Once a metaphor for an alternative space within the media, Tehelka’s decade-long demise into a circuit of sleaze, of a flimsy cloak of high-handed and shrill sagacity shrouding all kinds of shady deals with unscrupulous corporate and political camps is now out in the open. In fact, under scanner is also the famous 2001 sting operation (Operation West End) on India’s defence sector, that ended the hitherto soaring career of the then defence minister George Fernandes and the BJP chief Bangaru Laxman. However, the story of using sex, sleaze and unbridled amounts of money, legal and illegal, to clinch deals is now part and parcel of
Tehelka
’s own history. Its brilliant self-branding exercise now done to dust, with the two pillars of the organisation crumbling in the eye of the storm.

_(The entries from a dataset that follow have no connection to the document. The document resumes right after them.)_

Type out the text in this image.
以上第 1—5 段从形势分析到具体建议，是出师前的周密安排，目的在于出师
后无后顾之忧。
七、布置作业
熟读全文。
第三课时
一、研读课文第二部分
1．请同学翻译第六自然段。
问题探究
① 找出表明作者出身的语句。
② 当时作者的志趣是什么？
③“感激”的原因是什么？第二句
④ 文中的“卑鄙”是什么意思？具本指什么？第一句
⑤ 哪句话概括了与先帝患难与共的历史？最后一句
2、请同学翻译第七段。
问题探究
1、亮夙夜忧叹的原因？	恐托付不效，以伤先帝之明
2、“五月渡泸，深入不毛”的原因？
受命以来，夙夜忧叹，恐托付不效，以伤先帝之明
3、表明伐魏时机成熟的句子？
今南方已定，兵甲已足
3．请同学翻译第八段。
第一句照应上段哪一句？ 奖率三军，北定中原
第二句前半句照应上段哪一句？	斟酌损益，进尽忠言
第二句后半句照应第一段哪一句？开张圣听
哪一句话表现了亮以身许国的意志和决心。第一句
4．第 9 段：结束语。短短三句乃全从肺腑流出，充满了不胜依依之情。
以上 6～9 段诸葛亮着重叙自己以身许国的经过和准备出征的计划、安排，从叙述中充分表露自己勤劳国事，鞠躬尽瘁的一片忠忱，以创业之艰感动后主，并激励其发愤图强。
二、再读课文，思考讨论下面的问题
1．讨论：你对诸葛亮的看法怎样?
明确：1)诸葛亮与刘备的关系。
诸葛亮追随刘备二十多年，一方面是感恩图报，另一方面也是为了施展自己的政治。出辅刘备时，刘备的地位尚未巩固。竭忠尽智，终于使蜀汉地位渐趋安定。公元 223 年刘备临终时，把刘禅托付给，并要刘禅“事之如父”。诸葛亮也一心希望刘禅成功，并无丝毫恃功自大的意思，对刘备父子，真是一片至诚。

Yet, if theatre-person and activist Hartman De Souza be believed, Tejpal, the ‘author-journalist-entrepreneur’ had been rubbishing pointed questions aimed at his enormous personal property, including his mansion in Goa, as well as those directed at his demonstrably unethical methods of conducting the notorious sting operations.

Moreover, Tehelka’s use and throw treatment of many of its employees was becoming too much to accept, including Neha Dixit, who had filed a sexual assault case against a senior editor in 2008 that went unheard; and the unfortunate death of the young Tarun Shekhawat, who succumbed to malaria in the heartlands of Chhattisgarh while doing a story for the magazine. Ironically, the article that Tejpal himself wrote elucidating Operation West End was titled ‘Sleaze, senseless greed and dirty heroes.’ Perhaps, a seething irony that the joke is on him now.

Beneath Tehelka’s sound and fury lies a deafening silence. The silence of the smothered voices, the unregistered torment of many of employees who had been systematically mistreated, subdued, abused and threatened over the years.

Behind the veneer of sophistry, lay Tejpal’s sophisticated chauvinism, his cultured bigotry, although this is not to say that Tehelka’s resolutely secular and fearless stance on many pressing issues wasn’t commendable. It is therefore doubly regrettable that this ugly manifestation of male sense of sexual entitlement has been turned into a wrestling match between the rival political factions, of course under Tarun Tejpal’s astute spin doctoring and rereading of the situation.